People residing in non-malaria-endemic areas are normally safe in their home countries, although a few cases are reported each year of "airport malaria," in which a mosquito, hitching a ride on an aircraft, causes disease. Travelers to malarial areas have a high risk of catching a serious infection because they lack the natural immunity that provides local residents some protection.
Tourists can take an antimalarial drug as an effective preventative. (If taken for a long time, some of these drugs have long-term side effects, and are therefore not recommended for residents of malaria-endemic regions). Doctors may prescribe a course of medication for travelers that covers the immediate time before, during, and after a visit to a malaria area. Several medications, including doxycycline, atovaquone/proguanil, mefloquine, and primaquine, have proven effective.
But malaria is one of nature's most resilient killers, and the Plasmodium parasite is becoming resistant to these older medications. A promising new drug, artemisinin, has been synthesized from a plant used as a treatment in China for centuries. Demand for artemisinin currently far outstrips supply, and costs of the treatment remain beyond the reach of many malaria victims.

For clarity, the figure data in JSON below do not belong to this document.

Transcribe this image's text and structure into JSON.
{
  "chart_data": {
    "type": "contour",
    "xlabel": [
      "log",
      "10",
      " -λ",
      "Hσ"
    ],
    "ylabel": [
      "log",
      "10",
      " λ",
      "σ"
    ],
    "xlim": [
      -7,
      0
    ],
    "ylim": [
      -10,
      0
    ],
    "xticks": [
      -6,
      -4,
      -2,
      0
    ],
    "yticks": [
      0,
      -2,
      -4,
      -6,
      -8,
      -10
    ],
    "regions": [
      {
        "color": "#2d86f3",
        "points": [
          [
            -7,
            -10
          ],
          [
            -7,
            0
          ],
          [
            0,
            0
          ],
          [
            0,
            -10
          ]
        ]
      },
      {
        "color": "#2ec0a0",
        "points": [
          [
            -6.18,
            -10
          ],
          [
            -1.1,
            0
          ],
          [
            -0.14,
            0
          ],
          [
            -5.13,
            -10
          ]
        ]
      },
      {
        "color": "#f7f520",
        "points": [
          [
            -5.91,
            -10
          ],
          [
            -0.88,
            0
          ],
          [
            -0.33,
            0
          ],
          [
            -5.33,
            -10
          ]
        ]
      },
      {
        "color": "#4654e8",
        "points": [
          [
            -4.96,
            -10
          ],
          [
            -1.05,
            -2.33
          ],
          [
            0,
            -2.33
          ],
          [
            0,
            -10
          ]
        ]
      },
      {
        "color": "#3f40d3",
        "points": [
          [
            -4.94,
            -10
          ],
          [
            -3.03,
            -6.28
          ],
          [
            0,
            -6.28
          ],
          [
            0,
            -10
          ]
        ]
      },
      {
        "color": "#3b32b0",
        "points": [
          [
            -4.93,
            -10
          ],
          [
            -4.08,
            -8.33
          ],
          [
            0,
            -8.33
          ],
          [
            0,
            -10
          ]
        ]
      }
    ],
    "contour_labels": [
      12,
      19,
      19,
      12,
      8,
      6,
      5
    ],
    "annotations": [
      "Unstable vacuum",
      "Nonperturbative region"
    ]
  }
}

About 99 percent of mosquitoes carrying the malarial parasite are night biters, so for travelers and native populations alike, netting treated with insecticide for sleeping areas is crucial. In the absence of an effective mosquito-elimination method, netting can prevent many of the one million malaria deaths of children under 5 each year, and save many adults from unnecessary illness and death as well.